American primeval: ovunque, wilderness
Nel polveroso e selvaggio Utah del 1857, si scontrano, in una grande guerra per la sopravvivenza, l’esercito degli Stati Uniti, i nativi, i pionieri e le milizie dei mormoni. Fin dal primo episodio di questa rude e brutale serie western Netflix, si respira l’autorialità di un progetto scaturito dall’inventiva di Mark L. Smith e diretto con ritmo forsennato e riprese sghembe e taglienti da Peter Berg.
Tra natura e cultura, panorami mozzafiato e feroci slanci colonialisti, la vicenda prende l’avvio dopo il campo lungo e il primo piano di Sarah Rowell (Betty Gilpin, già star di Glow), in fuga verso Fort Bridger con il figlio Devin. La camera è mossa, ovunque si spande un’atmosfera che rievoca terre bruciate e olezzi di morte. Nonostante l’enorme carico di violenza che non risparmia dettagli sanguinolenti, fa capolino, man mano che il sangue si raggruma su crani infranti, rocce e carri ribaltati, una tenerezza che schiude spiragli di una ritrovata umanità all’interno di una wilderness senza vincitori né vinti.
Sulla scia di Peckinpah, American Primeval restituisce l’imagery macabra e dissonante del western della seconda metà del ‘900, ma la brezza leggera di un delicato romanticismo spira, quando meno ce lo si aspetta, come ne L’Amante Indiana di Delmer Daves; uno degli elementi più riusciti della serie è proprio la capacità di tenere in piedi un amalgama costituito da sequenze brutali e un intimismo sentimentale che non si traduce mai in freddo e cristallizzato dramma: racconto di conquista nell’orizzontalità di aspre battaglie combattute sul campo e nella trascendenza verticale ispirata dai nativi, con i loro riti e le celebrazioni accorate, e dal capo dell’esercito americano che racconta il suo diario di guerra come una preghiera-confessione dai toni messianici.
Tutti vogliono conquistare qualcosa, che sia la dignità di appartenere ad una terra consacrata, il diritto a rimanere nelle proprie case o a diffondere proseliti guerrafondai. In American Primeval, come nei cupi e suggestivi affreschi letterari di Michael Punke, lo snodarsi delle differenti vicende sembra comporre esperimenti antropologici che misurano il grado di tensione tra ecosistemi autosufficienti: il forte conquistato e difeso da uno stoico pioniere, la ferocissima comunità mormone accecata da una volontà egemone, il piccolo nucleo umano formato da Sarah, su cui pende una forte taglia, suo figlio Devin e il selvaggio Isaac Reed (Taylor Kitsch), la comunità nativa pura e gli indiani che si alleano con i nemici bianchi.

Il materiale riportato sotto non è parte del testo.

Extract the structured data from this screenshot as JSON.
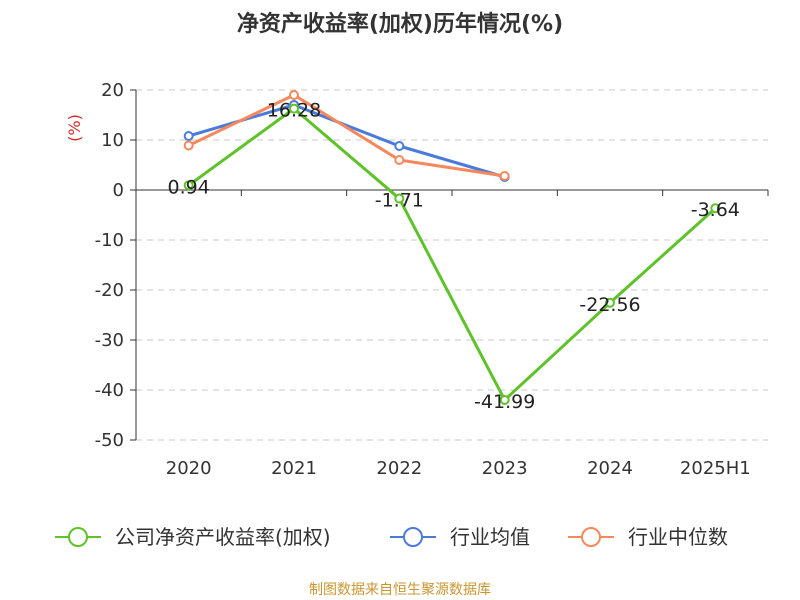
{
  "chart_data": {
    "type": "line",
    "title": "净资产收益率(加权)历年情况(%)",
    "ylabel": "(%)",
    "ylim": [
      -50,
      20
    ],
    "yticks": [
      20,
      10,
      0,
      -10,
      -20,
      -30,
      -40,
      -50
    ],
    "grid": true,
    "legend_position": "bottom",
    "categories": [
      "2020",
      "2021",
      "2022",
      "2023",
      "2024",
      "2025H1"
    ],
    "series": [
      {
        "name": "公司净资产收益率(加权)",
        "color": "#5ec22a",
        "values": [
          0.94,
          16.28,
          -1.71,
          -41.99,
          -22.56,
          -3.64
        ],
        "labels": [
          "0.94",
          "16.28",
          "-1.71",
          "-41.99",
          "-22.56",
          "-3.64"
        ]
      },
      {
        "name": "行业均值",
        "color": "#4b7bd9",
        "values": [
          10.8,
          17.0,
          8.8,
          2.6,
          null,
          null
        ]
      },
      {
        "name": "行业中位数",
        "color": "#f5885c",
        "values": [
          8.9,
          19.0,
          6.0,
          2.8,
          null,
          null
        ]
      }
    ]
  },
  "unit_color": "#d42a2a",
  "source": {
    "text": "制图数据来自恒生聚源数据库",
    "color": "#c9962e"
  }
}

Seguendo lo schema del survival movie, American Primeval disegna le contorte geometrie della sopraffazione, nei cui schemi impazziti si rintracciano convergenze e perversi “mucchi selvaggi”, come quello degli assalitori mormoni illuminati dalla salvifica Sion e alcuni membri della tribù Paiute, mentre gli Scioscioni lottano per resistere insieme a figli bianchi come Reed, cresciuto col nome di Falco Maculato; persino la donna in fuga, Sarah, combattiva e tenace, non potrà fare a meno dell’indomabile ragazzina indiana che, dopo essere scappata dagli abusi subiti in famiglia, si unisce a lei, al figlio e a Isaac Reed, guida integerrima e coraggiosa. Nelle terre selvagge, Berg racconta l’èpos della frontiera, lungo rotte lastricate di sangue e insozzate dalle predicazioni dei mormoni che vogliono espandersi al di sopra di ogni legge e di ogni altro credo. La guerra è ovunque, ovunque, wilderness.